As most of you know, I grew up as a programmer using Flash and ActionScript, and in the last few years have been much more into web programming, particularly with HTML’s Canvas. In general I do like Canvas a lot. It’s a different mindset than Flash, but I enjoy the challenge.
One thing that has consistently annoyed me, though, is using colors. In ActionScript, colors were 24-bit or 32-bit numbers. So they were easy to manipulate. Want RGB? 0xffcc00. Combine channels? red << 16 | green << 8 | blue. Extract a channel? red = color >> 16, green = color >> 8 & 0xff, blue = color & 0xff. Because everything is numbers, numbers, numbers, it’s super easy to create random colors, tween colors, generate colors based on any math formula, etc.
Then you get into HTML/CSS/JS/Canvas. It’s all strings. You can do named CSS color: “cornflowerblue” or hex values “#ffcc00” and you can even do rgb/rgba: “rgb(255,128,0)” or “rgb(255,128,0,0.5)”. It looks all about as easy as ActionScript until you actually try to do it. Those rgb numbers must be integers, so if you have red, green blue values that might be floating point numbers, its:
[php lang=”javaScript”]”rgb(” + Math.round(red) + “,” + Math.round(green) + “,” + Math.round(blue) + “)”;[/php]
GAH! You write that a few times and you want to kill someone.
So I’d usually write some kind of function that would deal with that.
[php lang=”javaScript”]function rgb(red, green, blue) {
return “rgb(” + Math.round(red) + “,” + Math.round(green) + “,” + Math.round(blue) + “)”;
}[/php]
This past week, I took it a bit further and made a little library that did that and added a bunch of other neat features as well. Introducing “clrs”:
https://github.com/bit101/clrs
Essentially, clrs is an object that has a bunch of methods on it. These return a color object. So you can say:
[php lang=”javaScript”]var myColor = clrs.rgb(255, 128, 0);[/php]
The color object is just an object, but its toString method returns an “rgba(…)” string concatenated as above. It turns out that if you use an object for anything that needs a color value, it will call that toString method and will get the string you set. Thus, you can use color objects anywhere you need a color value in JavaScript:
[php lang=”javascript”]document.body.style.backgroundColor = myColor;
context.fillStyle = myColor;[/php]
So now you can set colors with rgb values (floats or ints), rgba values, 24-bit numbers, strings of any kind, even hsv values. I threw in some random functions as well. Not functions that do random things, but functions that return random colors. You can even interpolate between two colors.
So that’s cool in itself, but there’s more. That color object has a bunch of other methods. So once you have a color, you can set or get any of its red, green, blue or alpha channels, or all at once. Any of the set methods are chainable, so you can say:
[php lang=”javascript”]myColor
.setRed(255)
.setGreen(128)
.setBlue(0);[/php]
Another neat feature is binding. you can bind a color to a particular property of an object, say fillColor of a context2d.
[php lang=”javascript”]myColor.bind(context, “fillStyle”);[/php]

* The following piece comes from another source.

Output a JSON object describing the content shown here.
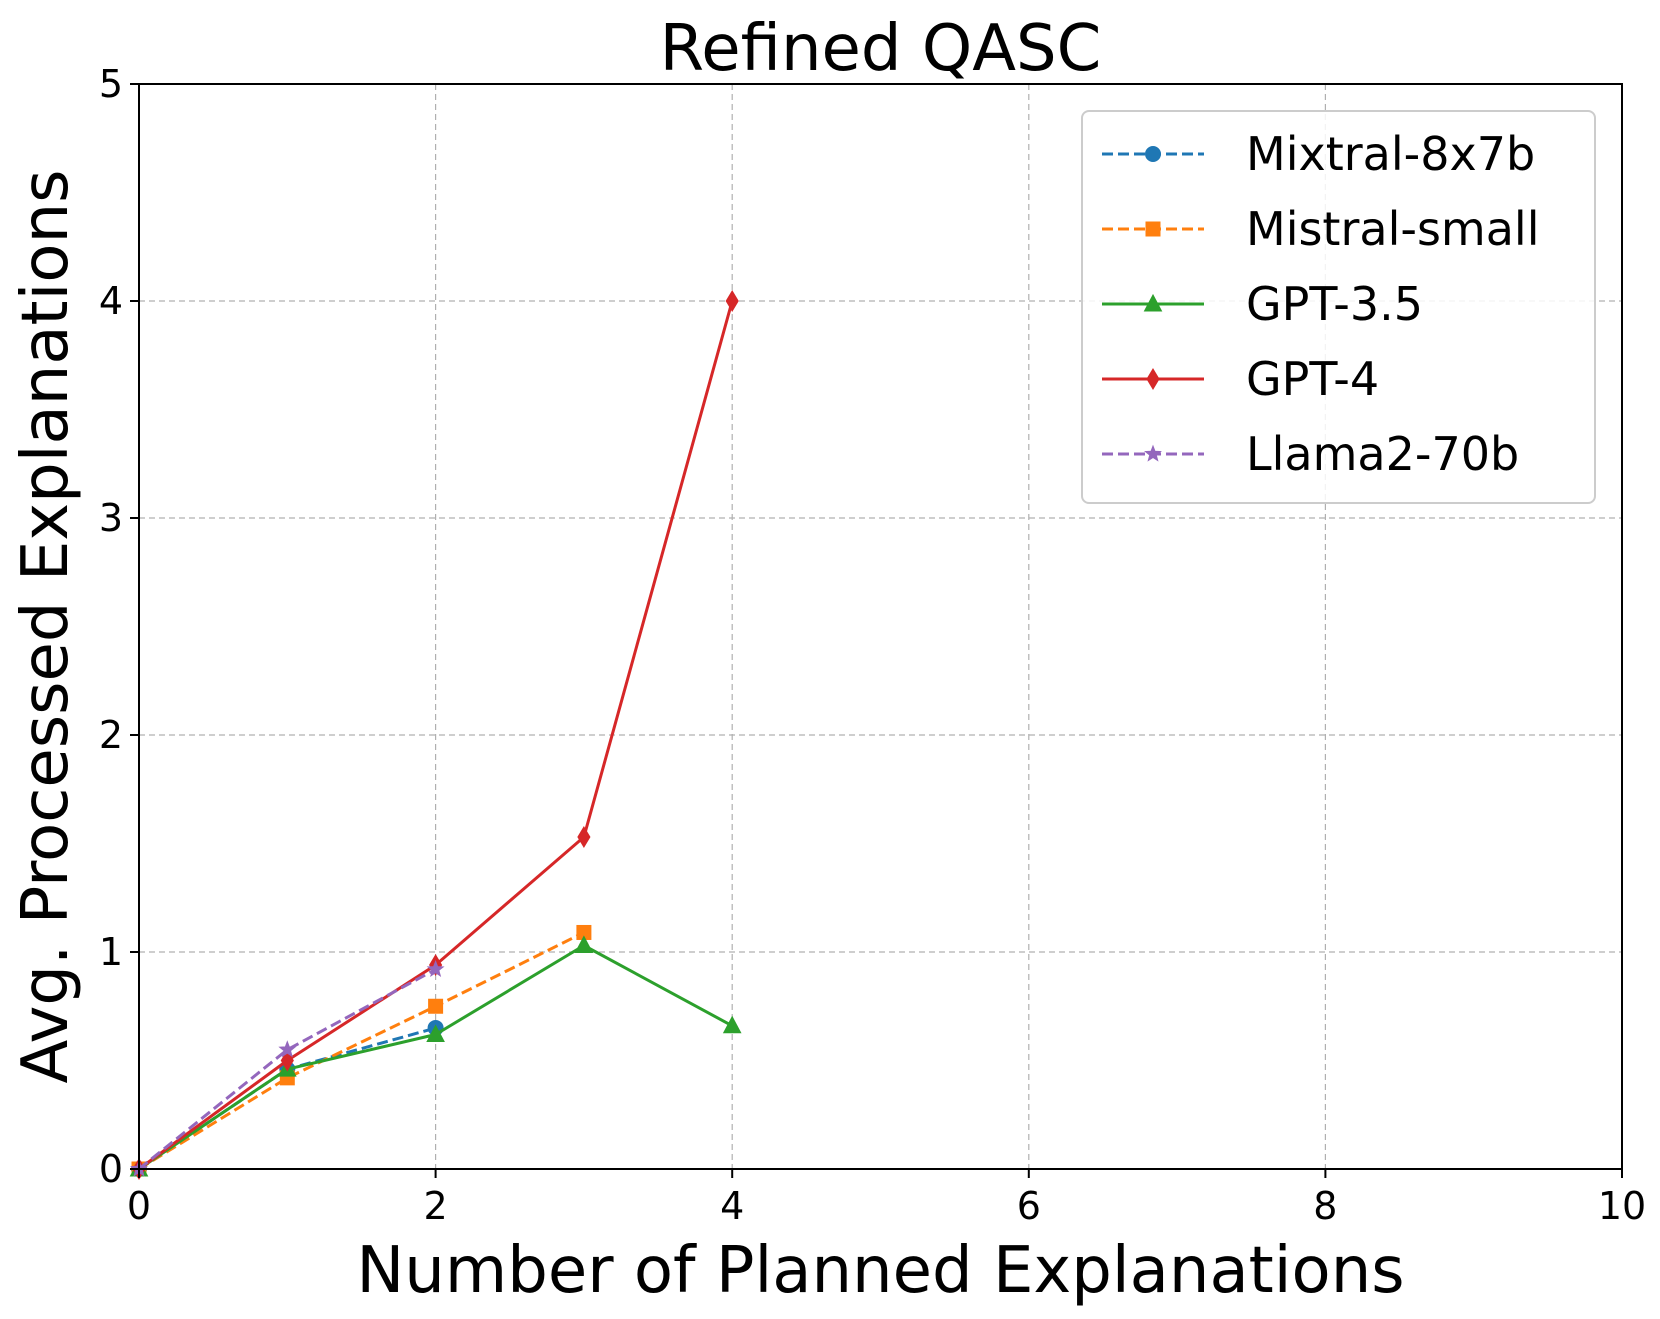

Now, whenever you change anything about that color, by calling setRed, setGreen, setRGB, etc. it will automatically update the context’s fill color with the new color.
Anyway, it’s early code. It needs to be more extensively tested. I welcome all feedback and contributions. I’d like to make it require.js compatible at some point. Any other standardization / best practice issue you see, or any methods you would like to see added, let me know, or do a pull request.
You’re aware of the fact that you can use numbers to make colors just the same as in Flash, right?
var mycolor = 0xffffff;
// all the math you want
ctx.fillStyle = ‘#’ + mycolor.parseInt(16);
My bad, it is mycolor.toString(16);
Yeah, I’m aware that numbers have a toString method. I even know what the arguments are! 🙂
But, say you have red, green and blue values of, say, 255, 200, 50. You have to do something like:
ctx.fillStyle = “#” + (255 << 16 | 200 << 8 | 50).toString(16); In my mind, this is not a whole lot better than: ctx.fillStyle = "rgb(" + 255 + "," + 200 + "," + 50 + ")"; As opposed to: ctx.fillStyle = clrs.rgb(255, 200, 50);
But I guess you were referring to the part where I said Flash was easier because it was all numbers and you could do whatever you wanted with math and just assign that as a color. So, yeah, true, valid point. I just found myself very often writing the “rgb(” + … kind of code. Way too often. So this was my personal solution.
Granted, even in Flash it would be something like beginFill(255 << 16 | 200 << 8 | 50), which is still a pain and opens the door to similar color libraries in ActionScript, which do exist, and I've even written some for my own use back in the day.